80 000 Euro ließ sich die Stadt den Bericht kosten, der auch "Potenziale und Handlungsmöglichkeiten" im Titel trug. Doch vor allem das sogenannte Leuchtturm-Projekt, das Kulturkraftwerk Mitte, scheint seit jenen warmen Sommertagen nicht recht vom Fleck zu kommen.

Ein Eindruck, den Ralf Kukula bestätigt. "Es braucht ein Zeichen des praktischen Tuns, einen ersten Schritt", sagt er im Gespräch. Kukula ist Geschäftsführer der Balance Film GmbH und bildet zusammen mit Jana Bretscher, der Herausgeberin des Kulturmagazins Dresdner, die Doppelspitze der IG Kraftwerk Mitte. Dahinter verbergen sich mittlerweile 61 Firmen, die ein Gedanke eint: Sie können sich gut vorstellen, in Dresdens kommenden Kulturtempel einzuziehen, einen Nukleus eben jener Kreativwirtschaft auf engstem Raum zu bilden. In unmittelbarer Nachbarschaft vom Theater Junge Generation und der Staatsoperette, die im Sommer 2015 dorthin umziehen sollen, verspricht sich die Branche reichlich Synergieeffekte.

Doch bis dahin ist noch ein ganzes Stück Weg zu bewältigen. Betscher und Kukula mahnen unisono vor allem zwei Dinge an. Erstens: Die Handlungsansätze aus dem oben erwähnten Bericht sollten endlich dem Stadtrat zur Entscheidungsfindung vorgelegt werden. Zweitens: Die Drewag erarbeitete als Eigentümer der Kraftwerksfläche zusammen mit einem Architekturbüro einen Masterplan zu Investitionen für die dortige Flächennutzung. Dieser Plan sollte rasch der Öffentlichkeit vorgestellt werden. Termin dafür war eigentlich Ende September, aber knapp drei Monate später ist das Papier immer noch in den Ämtern unterwegs.

Und noch etwas stößt der IG Kraftwerk Mitte bitter auf. "Seit mit Oberbürgermeisterin Helma Orosz die stärkste Befürworterin des Projekts nicht mehr die Amtsgeschäfte im Rathaus führt, haben wir das Gefühl, die Priorität des Ganzen ist entscheidend nach hinten gerückt", erklärt Kukula.
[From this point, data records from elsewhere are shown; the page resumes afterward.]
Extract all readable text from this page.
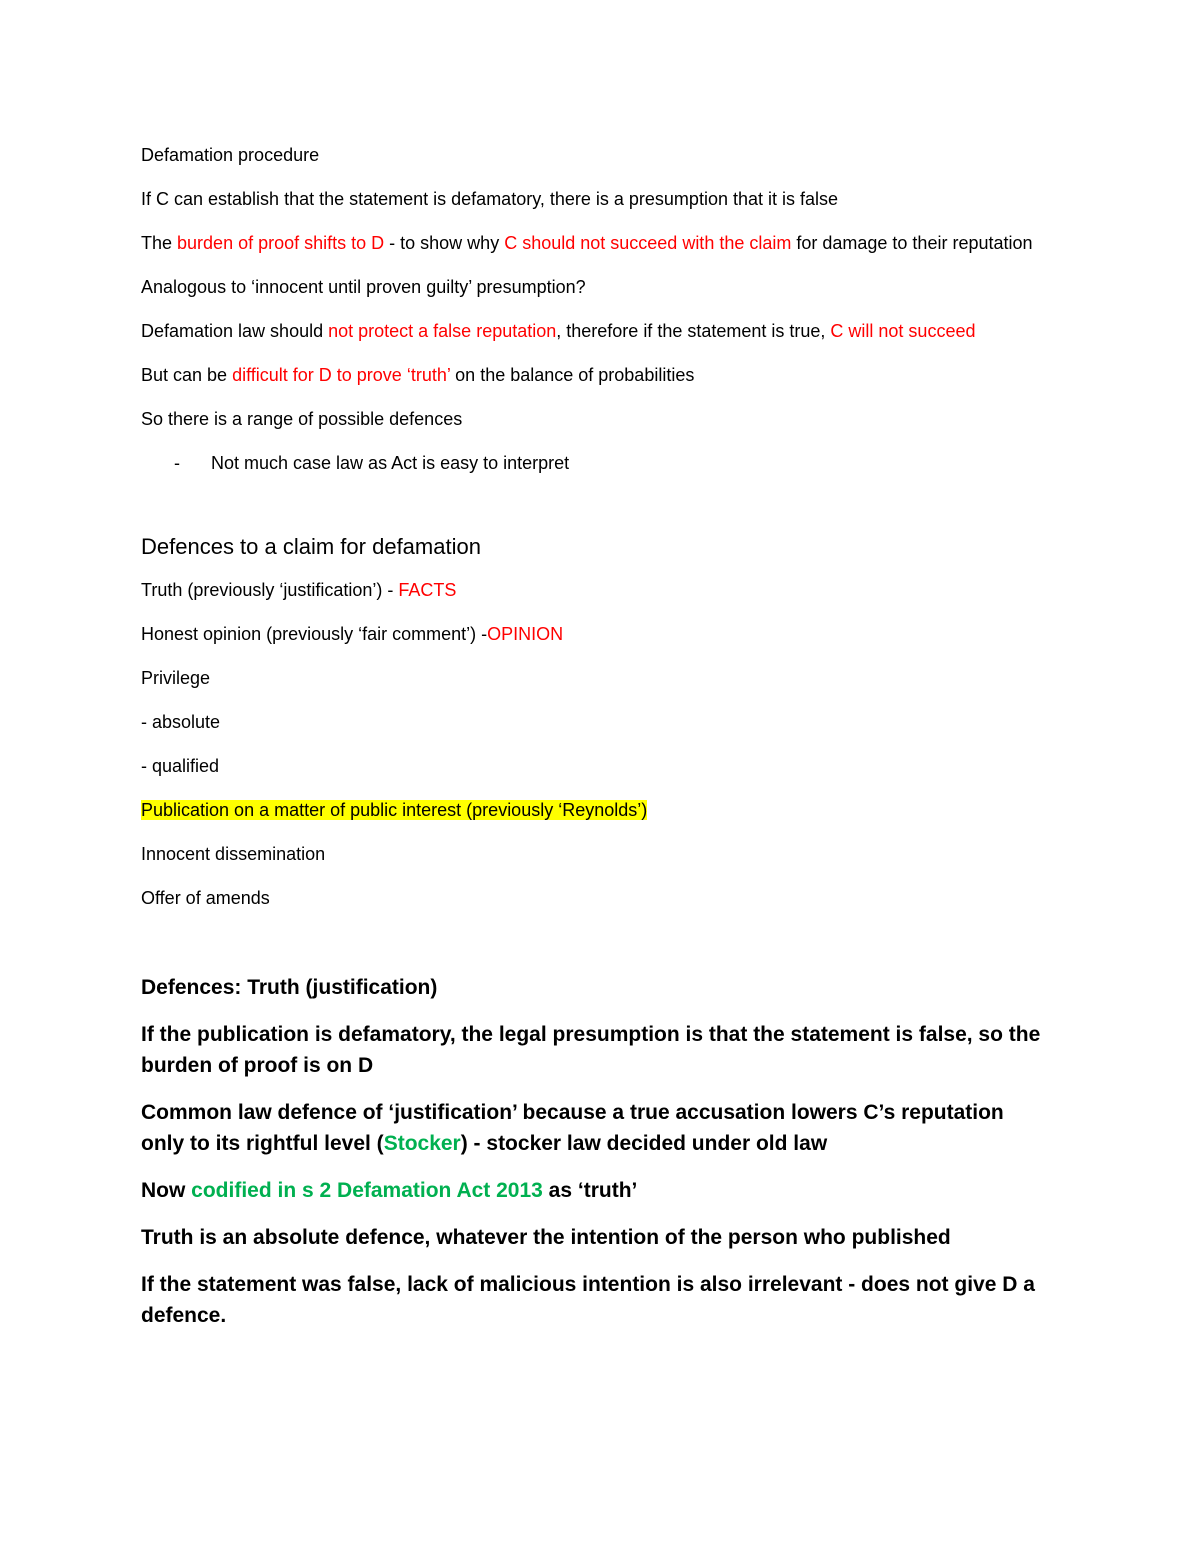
Defamation procedure

If C can establish that the statement is defamatory, there is a presumption that it is false

The burden of proof shifts to D - to show why C should not succeed with the claim for damage to their reputation

Analogous to ‘innocent until proven guilty’ presumption?

Defamation law should not protect a false reputation, therefore if the statement is true, C will not succeed

But can be difficult for D to prove ‘truth’ on the balance of probabilities

So there is a range of possible defences

-	Not much case law as Act is easy to interpret

Defences to a claim for defamation

Truth (previously ‘justification’) - FACTS

Honest opinion (previously ‘fair comment’) -OPINION

Privilege

- absolute

- qualified

Publication on a matter of public interest (previously ‘Reynolds’)

Innocent dissemination

Offer of amends

Defences: Truth (justification)

If the publication is defamatory, the legal presumption is that the statement is false, so the burden of proof is on D

Common law defence of ‘justification’ because a true accusation lowers C’s reputation only to its rightful level (Stocker) - stocker law decided under old law

Now codified in s 2 Defamation Act 2013 as ‘truth’

Truth is an absolute defence, whatever the intention of the person who published

If the statement was false, lack of malicious intention is also irrelevant - does not give D a defence.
Die Drewag verwies auf DNN-Anfrage um Auskünfte auf das Kulturamt, das in der Sache als Kommunikationszentrale fungiere. Dort war jedoch gestern niemand zu erreichen.

Weiterer Wermutstropfen: Eine noch von Orosz initiierte Arbeitsgruppe, die alle Beteiligten an einen Tisch führen sollte, ist bisher laut Kukula lediglich zu einem einzigen Sondierungstreffen zusammengekommen - Anfang April. "Die Mühlen mahlen uns einfach zu langsam."

Trotz ihrer Kritik suchen die Kreativen weiter nach Lösungen. Auch deshalb, weil 2012 noch Geld aus dem EFRE-Fonds, das speziell Klein- und Kleinstunternehmern zugute kommen soll, genutzt werden könnte für die Ansiedlung. Fast folgerichtig kündigt die IG für Anfang Februar die Vorstellung eines Arbeitspapiers mit eigenen Vorschlägen an.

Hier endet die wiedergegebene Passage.